THE SYSTEM: Federal republic, officially known as the Swiss Confederation. Still the most direct and most genuine democracy going anywhere, with lots of referenda (“Should we decriminalize abortion?” “Should we have four car-free Sundays a year?” “Should we shut down our nuclear power plants?”), citizens’ initiatives, and gung-ho government at the state and local levels. (The states here are called cantons, and there are twenty-six of them, including six half-cantons— don’t ask—each with its own constitution, budget, and laws.) It’s true that in general, not that many Swiss actually know what any given election is about, but this, pundits point out, only prevents a tyranny of the majority, since any minority with something at stake in a given election can usually make itself heard over the bewildered mutterings of the 40-something percent of voters who actually turn out to vote.
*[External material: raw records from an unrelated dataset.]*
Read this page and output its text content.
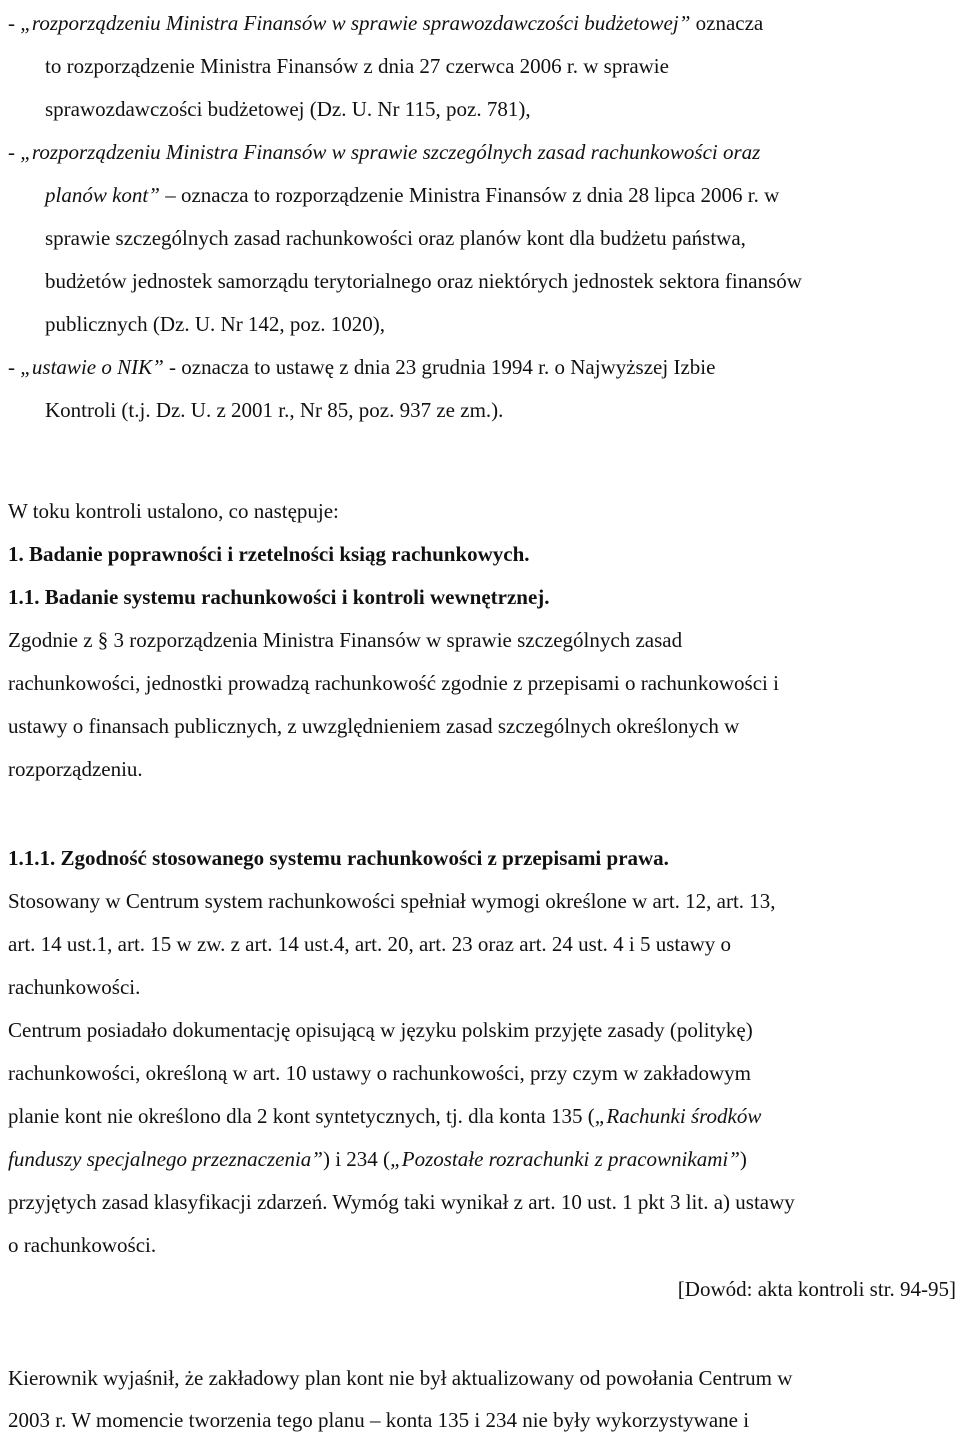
- „rozporządzeniu Ministra Finansów w sprawie sprawozdawczości budżetowej” oznacza
to rozporządzenie Ministra Finansów z dnia 27 czerwca 2006 r. w sprawie
sprawozdawczości budżetowej (Dz. U. Nr 115, poz. 781),
- „rozporządzeniu Ministra Finansów w sprawie szczególnych zasad rachunkowości oraz
planów kont” – oznacza to rozporządzenie Ministra Finansów z dnia 28 lipca 2006 r. w
sprawie szczególnych zasad rachunkowości oraz planów kont dla budżetu państwa,
budżetów jednostek samorządu terytorialnego oraz niektórych jednostek sektora finansów
publicznych (Dz. U. Nr 142, poz. 1020),
- „ustawie o NIK” - oznacza to ustawę z dnia 23 grudnia 1994 r. o Najwyższej Izbie
Kontroli (t.j. Dz. U. z 2001 r., Nr 85, poz. 937 ze zm.).
W toku kontroli ustalono, co następuje:
1. Badanie poprawności i rzetelności ksiąg rachunkowych.
1.1. Badanie systemu rachunkowości i kontroli wewnętrznej.
Zgodnie z § 3 rozporządzenia Ministra Finansów w sprawie szczególnych zasad
rachunkowości, jednostki prowadzą rachunkowość zgodnie z przepisami o rachunkowości i
ustawy o finansach publicznych, z uwzględnieniem zasad szczególnych określonych w
rozporządzeniu.
1.1.1. Zgodność stosowanego systemu rachunkowości z przepisami prawa.
Stosowany w Centrum system rachunkowości spełniał wymogi określone w art. 12, art. 13,
art. 14 ust.1, art. 15 w zw. z art. 14 ust.4, art. 20, art. 23 oraz art. 24 ust. 4 i 5 ustawy o
rachunkowości.
Centrum posiadało dokumentację opisującą w języku polskim przyjęte zasady (politykę)
rachunkowości, określoną w art. 10 ustawy o rachunkowości, przy czym w zakładowym
planie kont nie określono dla 2 kont syntetycznych, tj. dla konta 135 („Rachunki środków
funduszy specjalnego przeznaczenia”) i 234 („Pozostałe rozrachunki z pracownikami”)
przyjętych zasad klasyfikacji zdarzeń. Wymóg taki wynikał z art. 10 ust. 1 pkt 3 lit. a) ustawy
o rachunkowości.
[Dowód: akta kontroli str. 94-95]
Kierownik wyjaśnił, że zakładowy plan kont nie był aktualizowany od powołania Centrum w
2003 r. W momencie tworzenia tego planu – konta 135 i 234 nie były wykorzystywane i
There is no prime minister, and the federal council, Switzerland’s executive branch, chooses annually, from among its own seven members, a new president and vice president, who’ll spend most of their time greeting foreign dignitaries and toasting visiting dance troupes. Each council member represents one of the leading political parties and heads a cabinet ministry. Real power, however, both political and economic (not that it’s easy to tell the difference in Switzerland), has traditionally been concentrated in the hands of a few hundred industrialists, farmers, bankers, trade union leaders, and the like, who hammer out consensuses in “preparliamentary commissions.” Political parties and a two-house legislature exist but have agreed to agree on most issues.